B Indian Patents Act 1970

In India, under British colonial rule, the first Act relating to patent rights was passed in 1856; it was replaced by the Indian Patents & Designs Act in 1911. After gaining independence in 1947, India’s government appointed B Tek Chand to lead the Patents Enquiry Committee (1948–50),19 and, subsequently, Justice Ayyangar to advise the government with a view to amending the Patents Act. The 400-page Ayyangar Report20 meticulously compared the patent systems of the world, their historical development and functioning in industrial development, particularly in the US, the UK, Germany and other European countries, Canada, the Soviet Union and East European countries. He studied the provisions of the Paris Convention and the Lisbon revisions discussions in particular. The Report also examined the recommendations of the Patents Enquiry Committee that led to the 1953 Indian Patents Act Bill, and criticised many of its recommendations.

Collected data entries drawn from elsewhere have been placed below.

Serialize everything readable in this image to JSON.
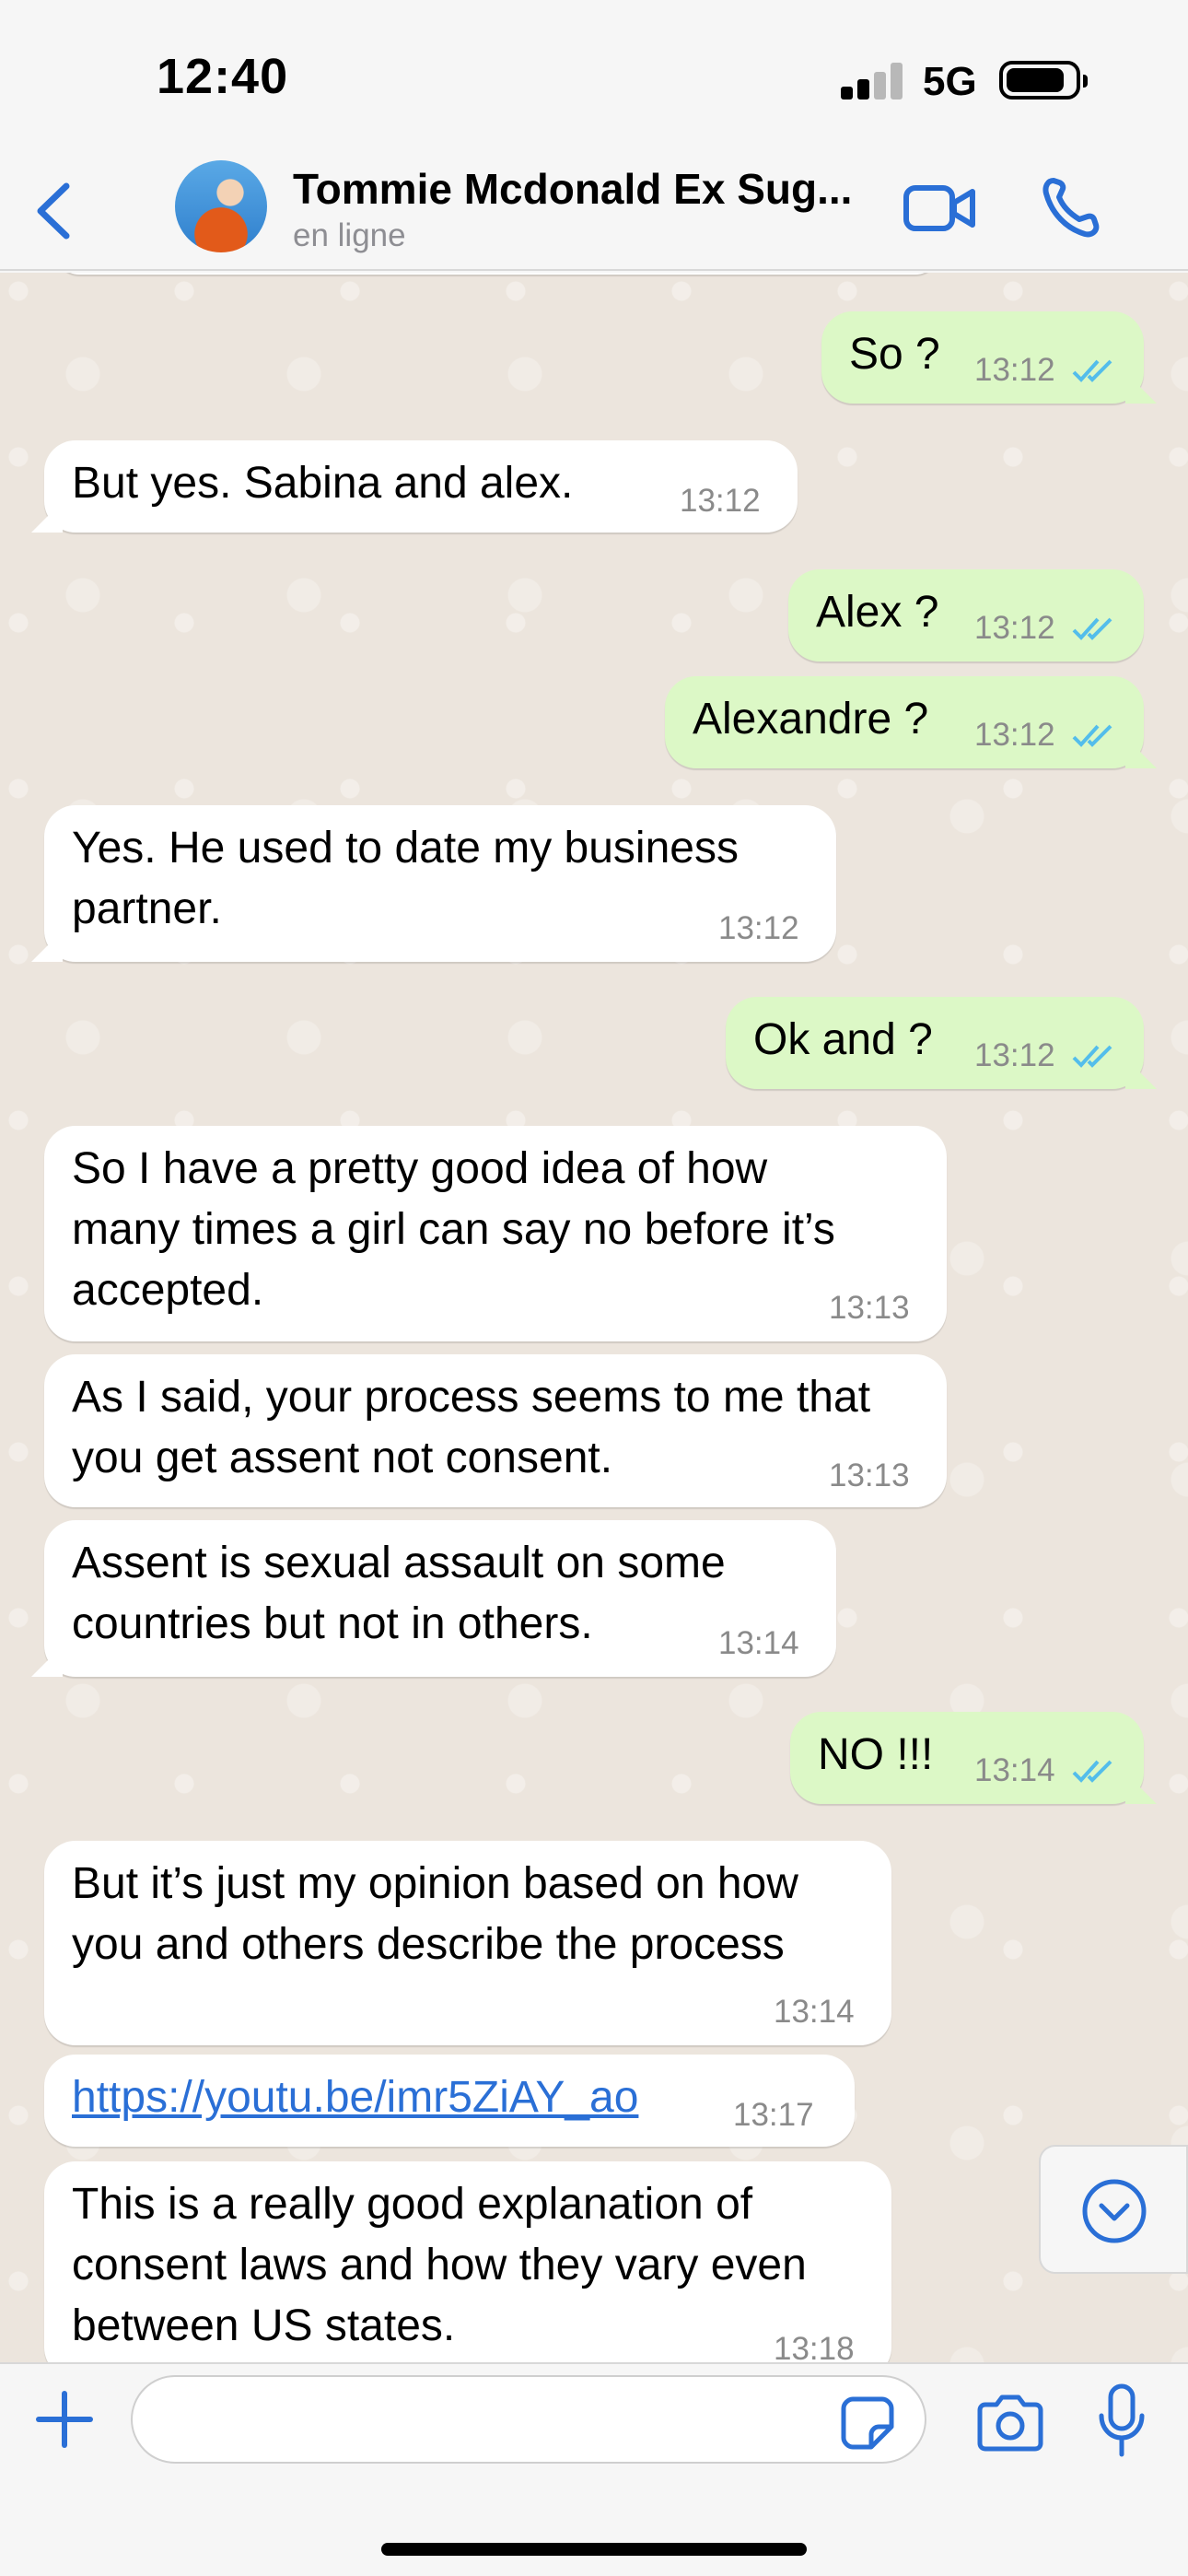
{
  "status_bar": {
    "time": "12:40",
    "network": "5G"
  },
  "header": {
    "contact_name": "Tommie  Mcdonald Ex Sug...",
    "contact_status": "en ligne"
  },
  "messages": [
    {
      "direction": "out",
      "text": "So ?",
      "time": "13:12",
      "read": true
    },
    {
      "direction": "in",
      "text": "But yes. Sabina and alex.",
      "time": "13:12"
    },
    {
      "direction": "out",
      "text": "Alex ?",
      "time": "13:12",
      "read": true
    },
    {
      "direction": "out",
      "text": "Alexandre ?",
      "time": "13:12",
      "read": true
    },
    {
      "direction": "in",
      "lines": [
        "Yes. He used to date my business",
        "partner."
      ],
      "time": "13:12"
    },
    {
      "direction": "out",
      "text": "Ok and ?",
      "time": "13:12",
      "read": true
    },
    {
      "direction": "in",
      "lines": [
        "So I have a pretty good idea of how",
        "many times a girl can say no before it’s",
        "accepted."
      ],
      "time": "13:13"
    },
    {
      "direction": "in",
      "lines": [
        "As I said, your process seems to me that",
        "you get assent not consent."
      ],
      "time": "13:13"
    },
    {
      "direction": "in",
      "lines": [
        "Assent is sexual assault on some",
        "countries but not in others."
      ],
      "time": "13:14"
    },
    {
      "direction": "out",
      "text": "NO !!!",
      "time": "13:14",
      "read": true
    },
    {
      "direction": "in",
      "lines": [
        "But it’s just my opinion based on how",
        "you and others describe the process"
      ],
      "time": "13:14"
    },
    {
      "direction": "in",
      "text": "https://youtu.be/imr5ZiAY_ao",
      "time": "13:17",
      "is_link": true
    },
    {
      "direction": "in",
      "lines": [
        "This is a really good explanation of",
        "consent laws and how they vary even",
        "between US states."
      ],
      "time": "13:18"
    }
  ],
  "input": {
    "placeholder": ""
  },
  "colors": {
    "accent": "#2a6fd6",
    "outgoing_bubble": "#dcf8c6",
    "incoming_bubble": "#ffffff",
    "read_ticks": "#53bdeb"
  },
  "icons": {
    "back": "chevron-left-icon",
    "video": "video-camera-icon",
    "call": "phone-icon",
    "scroll_down": "chevron-down-circle-icon",
    "add": "plus-icon",
    "sticker": "sticker-icon",
    "camera": "camera-icon",
    "mic": "microphone-icon"
  }
}
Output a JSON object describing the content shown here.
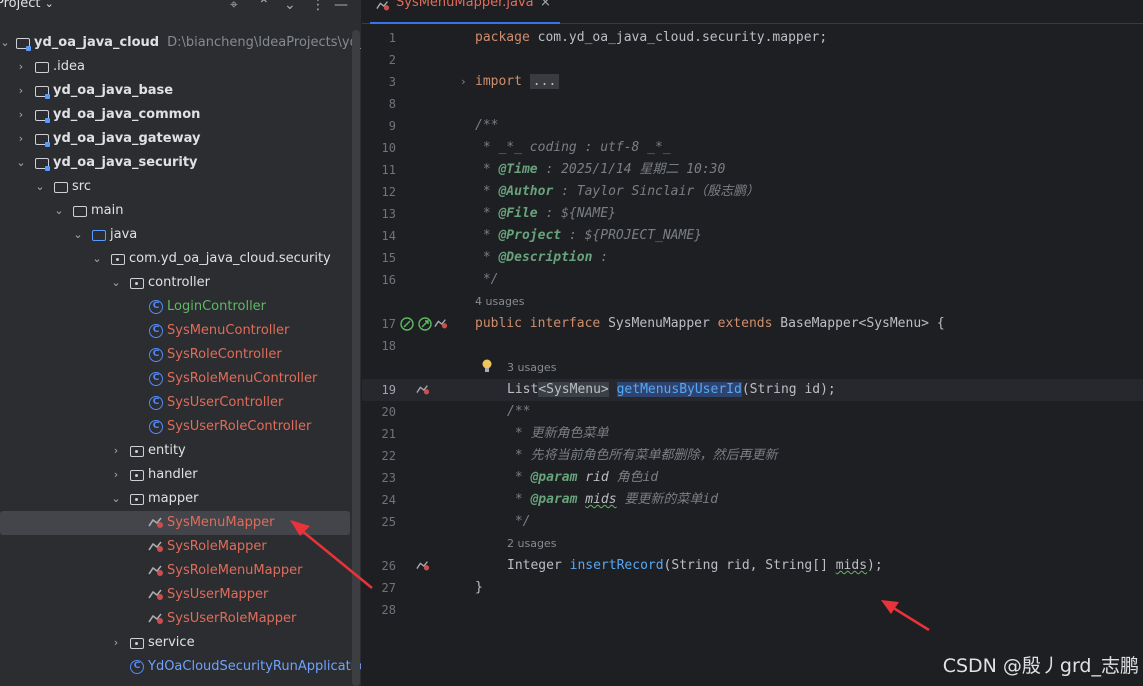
{
  "project_panel": {
    "title": "Project",
    "title_chevron": "⌄",
    "header_buttons": [
      "⌖",
      "⌃",
      "⌄",
      "⋮",
      "—"
    ],
    "root": {
      "label": "yd_oa_java_cloud",
      "path": "D:\\biancheng\\IdeaProjects\\yd_oa_"
    },
    "tree": [
      {
        "label": ".idea",
        "kind": "folder"
      },
      {
        "label": "yd_oa_java_base",
        "kind": "module"
      },
      {
        "label": "yd_oa_java_common",
        "kind": "module"
      },
      {
        "label": "yd_oa_java_gateway",
        "kind": "module"
      },
      {
        "label": "yd_oa_java_security",
        "kind": "module"
      },
      {
        "label": "src",
        "kind": "folder"
      },
      {
        "label": "main",
        "kind": "folder"
      },
      {
        "label": "java",
        "kind": "src"
      },
      {
        "label": "com.yd_oa_java_cloud.security",
        "kind": "package"
      },
      {
        "label": "controller",
        "kind": "package"
      },
      {
        "label": "LoginController",
        "kind": "class"
      },
      {
        "label": "SysMenuController",
        "kind": "class"
      },
      {
        "label": "SysRoleController",
        "kind": "class"
      },
      {
        "label": "SysRoleMenuController",
        "kind": "class"
      },
      {
        "label": "SysUserController",
        "kind": "class"
      },
      {
        "label": "SysUserRoleController",
        "kind": "class"
      },
      {
        "label": "entity",
        "kind": "package"
      },
      {
        "label": "handler",
        "kind": "package"
      },
      {
        "label": "mapper",
        "kind": "package"
      },
      {
        "label": "SysMenuMapper",
        "kind": "mapper"
      },
      {
        "label": "SysRoleMapper",
        "kind": "mapper"
      },
      {
        "label": "SysRoleMenuMapper",
        "kind": "mapper"
      },
      {
        "label": "SysUserMapper",
        "kind": "mapper"
      },
      {
        "label": "SysUserRoleMapper",
        "kind": "mapper"
      },
      {
        "label": "service",
        "kind": "package"
      },
      {
        "label": "YdOaCloudSecurityRunApplication",
        "kind": "class"
      }
    ],
    "selected_item": "SysMenuMapper"
  },
  "editor": {
    "tab": {
      "label": "SysMenuMapper.java",
      "close": "×"
    },
    "lines": {
      "l1": "1",
      "l2": "2",
      "l3": "3",
      "l8": "8",
      "l9": "9",
      "l10": "10",
      "l11": "11",
      "l12": "12",
      "l13": "13",
      "l14": "14",
      "l15": "15",
      "l16": "16",
      "l17": "17",
      "l18": "18",
      "l19": "19",
      "l20": "20",
      "l21": "21",
      "l22": "22",
      "l23": "23",
      "l24": "24",
      "l25": "25",
      "l26": "26",
      "l27": "27",
      "l28": "28"
    },
    "code": {
      "package_kw": "package",
      "package_name": " com.yd_oa_java_cloud.security.mapper;",
      "import_kw": "import",
      "import_fold": "...",
      "c_open": "/**",
      "c_coding": " * _*_ coding : utf-8 _*_",
      "c_time_tag": "@Time",
      "c_time_val": " : 2025/1/14 星期二 10:30",
      "c_author_tag": "@Author",
      "c_author_val": " : Taylor Sinclair（殷志鹏）",
      "c_file_tag": "@File",
      "c_file_val": " : ${NAME}",
      "c_project_tag": "@Project",
      "c_project_val": " : ${PROJECT_NAME}",
      "c_desc_tag": "@Description",
      "c_desc_val": " :",
      "c_close": " */",
      "usages_interface": "4 usages",
      "iface_public": "public ",
      "iface_interface": "interface ",
      "iface_name": "SysMenuMapper ",
      "iface_extends": "extends ",
      "iface_base": "BaseMapper<SysMenu> {",
      "usages_method1": "3 usages",
      "m1_type": "List",
      "m1_generic": "<SysMenu>",
      "m1_name": "getMenusByUserId",
      "m1_params": "(String id);",
      "c2_open": "/**",
      "c2_line1": " * 更新角色菜单",
      "c2_line2": " * 先将当前角色所有菜单都删除，然后再更新",
      "c2_param_tag": "@param",
      "c2_param1_name": " rid",
      "c2_param1_desc": " 角色id",
      "c2_param2_name": "mids",
      "c2_param2_desc": " 要更新的菜单id",
      "c2_close": " */",
      "usages_method2": "2 usages",
      "m2_type": "Integer ",
      "m2_name": "insertRecord",
      "m2_params_a": "(String rid, String[] ",
      "m2_params_b": "mids",
      "m2_params_c": ");",
      "close_brace": "}"
    }
  },
  "watermark": "CSDN @殷丿grd_志鹏",
  "colors": {
    "accent": "#3574f0",
    "annotation_arrow": "#e8333a",
    "vcs_modified": "#e06c5a"
  }
}
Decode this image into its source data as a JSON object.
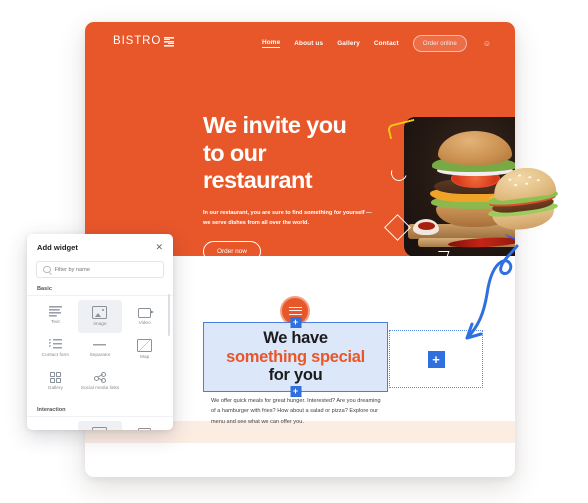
{
  "site": {
    "logo": {
      "text": "BISTRO",
      "mark": "emblem-icon"
    },
    "nav": [
      {
        "label": "Home",
        "active": true
      },
      {
        "label": "About us",
        "active": false
      },
      {
        "label": "Gallery",
        "active": false
      },
      {
        "label": "Contact",
        "active": false
      }
    ],
    "order_online_label": "Order online",
    "account_icon": "person-icon",
    "hero": {
      "title_line1": "We invite you",
      "title_line2": "to our",
      "title_line3": "restaurant",
      "subtitle": "In our restaurant, you are sure to find something for yourself — we serve dishes from all over the world.",
      "cta_label": "Order now",
      "photo_alt": "hamburger-photo"
    },
    "content": {
      "heading_line1": "We have",
      "heading_line2": "something special",
      "heading_line3": "for you",
      "paragraph": "We offer quick meals for great hunger. Interested? Are you dreaming of a hamburger with fries? How about a salad or pizza? Explore our menu and see what we can offer you.",
      "drop_zone_add_label": "+",
      "handle_label": "+"
    }
  },
  "add_widget_panel": {
    "title": "Add widget",
    "close_label": "✕",
    "search_placeholder": "Filter by name",
    "search_value": "",
    "sections": [
      {
        "label": "Basic",
        "widgets": [
          {
            "label": "Text",
            "icon": "text-icon",
            "selected": false
          },
          {
            "label": "Image",
            "icon": "image-icon",
            "selected": true
          },
          {
            "label": "Video",
            "icon": "video-icon",
            "selected": false
          },
          {
            "label": "Contact form",
            "icon": "contact-form-icon",
            "selected": false
          },
          {
            "label": "Separator",
            "icon": "separator-icon",
            "selected": false
          },
          {
            "label": "Map",
            "icon": "map-icon",
            "selected": false
          },
          {
            "label": "Gallery",
            "icon": "gallery-icon",
            "selected": false
          },
          {
            "label": "Social media links",
            "icon": "social-links-icon",
            "selected": false
          }
        ]
      },
      {
        "label": "Interaction",
        "widgets": [
          {
            "label": "",
            "icon": "separator-icon",
            "selected": false
          },
          {
            "label": "",
            "icon": "image-icon",
            "selected": true
          },
          {
            "label": "",
            "icon": "video-icon",
            "selected": false
          }
        ]
      }
    ]
  },
  "drag": {
    "burger_icon": "hamburger-icon",
    "arrow_icon": "curved-arrow-icon"
  },
  "colors": {
    "brand_orange": "#E8572A",
    "accent_blue": "#2F6FE0",
    "selection_fill": "#DCE7FA",
    "footer_strip": "#FCEDE2"
  }
}
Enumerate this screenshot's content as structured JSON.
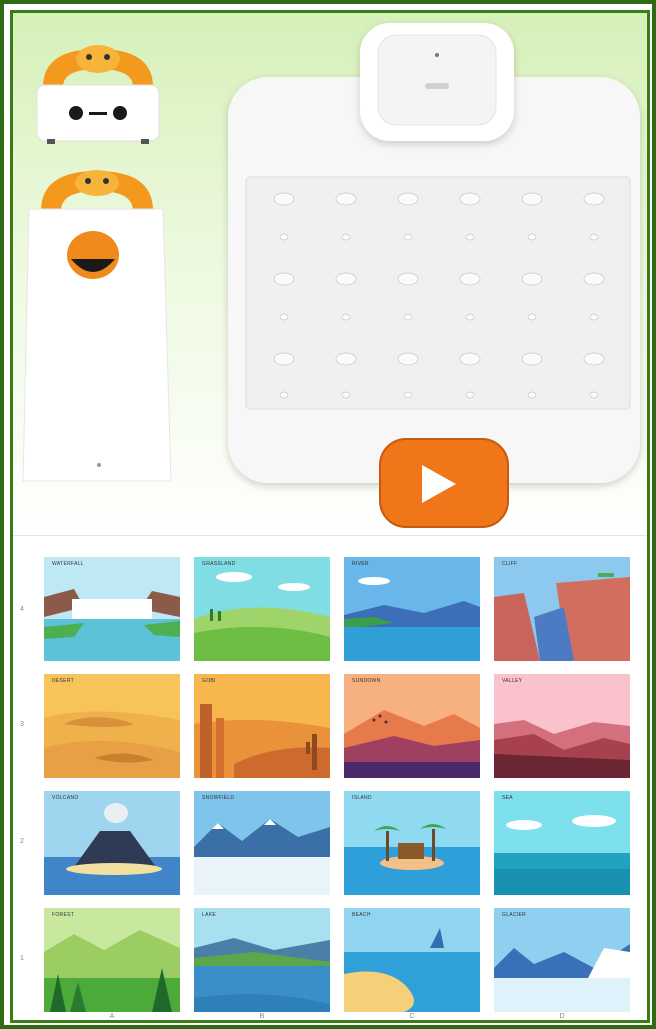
{
  "grid": {
    "row_labels": [
      "4",
      "3",
      "2",
      "1"
    ],
    "column_labels": [
      "A",
      "B",
      "C",
      "D"
    ],
    "cells": [
      {
        "scene": "waterfall",
        "label": "WATERFALL"
      },
      {
        "scene": "grassland",
        "label": "GRASSLAND"
      },
      {
        "scene": "river",
        "label": "RIVER"
      },
      {
        "scene": "cliff",
        "label": "CLIFF"
      },
      {
        "scene": "desert",
        "label": "DESERT"
      },
      {
        "scene": "gobi",
        "label": "GOBI"
      },
      {
        "scene": "sundown",
        "label": "SUNDOWN"
      },
      {
        "scene": "valley",
        "label": "VALLEY"
      },
      {
        "scene": "volcano",
        "label": "VOLCANO"
      },
      {
        "scene": "snowfield",
        "label": "SNOWFIELD"
      },
      {
        "scene": "island",
        "label": "ISLAND"
      },
      {
        "scene": "sea",
        "label": "SEA"
      },
      {
        "scene": "forest",
        "label": "FOREST"
      },
      {
        "scene": "lake",
        "label": "LAKE"
      },
      {
        "scene": "beach",
        "label": "BEACH"
      },
      {
        "scene": "glacier",
        "label": "GLACIER"
      }
    ]
  },
  "colors": {
    "frame": "#2f6a14",
    "background_top": "#d6f0b8",
    "robot_accent": "#f39a1e",
    "play_button": "#f0761a"
  },
  "icons": {
    "play": "play-icon"
  }
}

The Ayyangar Report asserted that ‘patents are taken [by foreign companies in developing countries] not in the interests of the economy of the country granting the patent or with a view to manufacture there but with the main object of protecting an export market from competition from rival manufacturers particularly those in other parts of the world.’21 The Report argued that: ‘the conservation of foreign exchange is a matter of prime importance [for India] . . . that any increase in the price of the patented products imported into the country must to that extent be a disadvantage to the nation’s economy’.22 According to the Report, if the right holder was the monopoly supplier of a product whose patent was not worked in India, it would be possible that India would be deprived of alternative supplies of that product at cheaper prices.23

Justice Ayyangar argued that the patent system had been universally accepted for well over a century and would encourage Indian inventors in the future, although they took only a small share in the benefits of that system at that time.24 For this to happen, he argued, certain conditions must be fulfilled: (i) technical education and scientific diffusion and the number of persons reaching high proficiency by such education and science; (ii) massive production of industrial production which could absorb the products of the education and develop the instinct for research and direct it to useful and productive channels; (iii) patent procedures in India to assure working of foreign patents in India, opposition procedures, compulsory licensing, and government use of inventions including use by corporations owned and controlled by government; and (iv) special provisions for food and medicines.25

According to Justice Ayyangar, therefore, the scope of patentable inventions in India must be determined in light of India’s economic position and the degree of scientific and technological progress of the country. Interestingly, he distinguished two categories of non-patentable inventions: those inventions which were universally not patentable, and those inventions for which patents were not at that moment permitted under Indian law due to the state of its economy.26 The Ayyangar Report criticised the Patents Enquiry Commission’s recommendation that the term ‘invention’ should be given a wider meaning than in the past, asserting that having a wide scope of patentable inventions would be disadvantageous to India. According to Justice Ayyangar:

It does not need much argument to establish that, if the scope of patentable inventions were widened, the persons to benefit would be mostly inventors in the highly advanced industrial countries and for the use of these inventions which are not subject to patents in any country of the world other than in the United Kingdom, the industries in India would have to pay a tax in the shape of royalty.27

For the same reason, the Ayyangar Report also opposed the Tek Chand Committee recommendation that India should adhere to the Paris Convention for India’s economic interest (see chapter 2). This was in view particularly of developed countries’ tendencies to propose strengthening patent protection substantially; for example, the product patent protection of chemical inventions and the restriction on the use of compulsory licensing, as shown at the Lisbon revision conference.28

The Ayyangar Report opposed product patent protection,29 but urged that processes should be patentable for the following industrial reasons:

To render even the process unpatentable is I consider not in [the] public interest as the grant of exclusive rights to the process which an inventor has devised would accelerated [sic] research in developing other processes by offering an economic inducement to the discovery of alternative processes leading again to a larger volume of manufacture at competitive prices.30

The Indian Patents Act 1970, was inspired by the views and analyses of Judge Ayyangar, although the general framework of the UK Patents Act 1949 was largely retained.31 The Act reflects the thinking that the country’s patent law should be micromanaged to fit the strengths and weaknesses of its industry, and so the international norms should be flexible to allow such national interest. Underlying this Report was the message that the narrower the scope of patent protection, the fewer patents would be held by foreigners, and the opportunity for the development of Indian industry would increase. The Report also encouraged the thinking that India’s patent law should make it difficult to patent the types of technologies for which multinationals tend to apply for protection in India.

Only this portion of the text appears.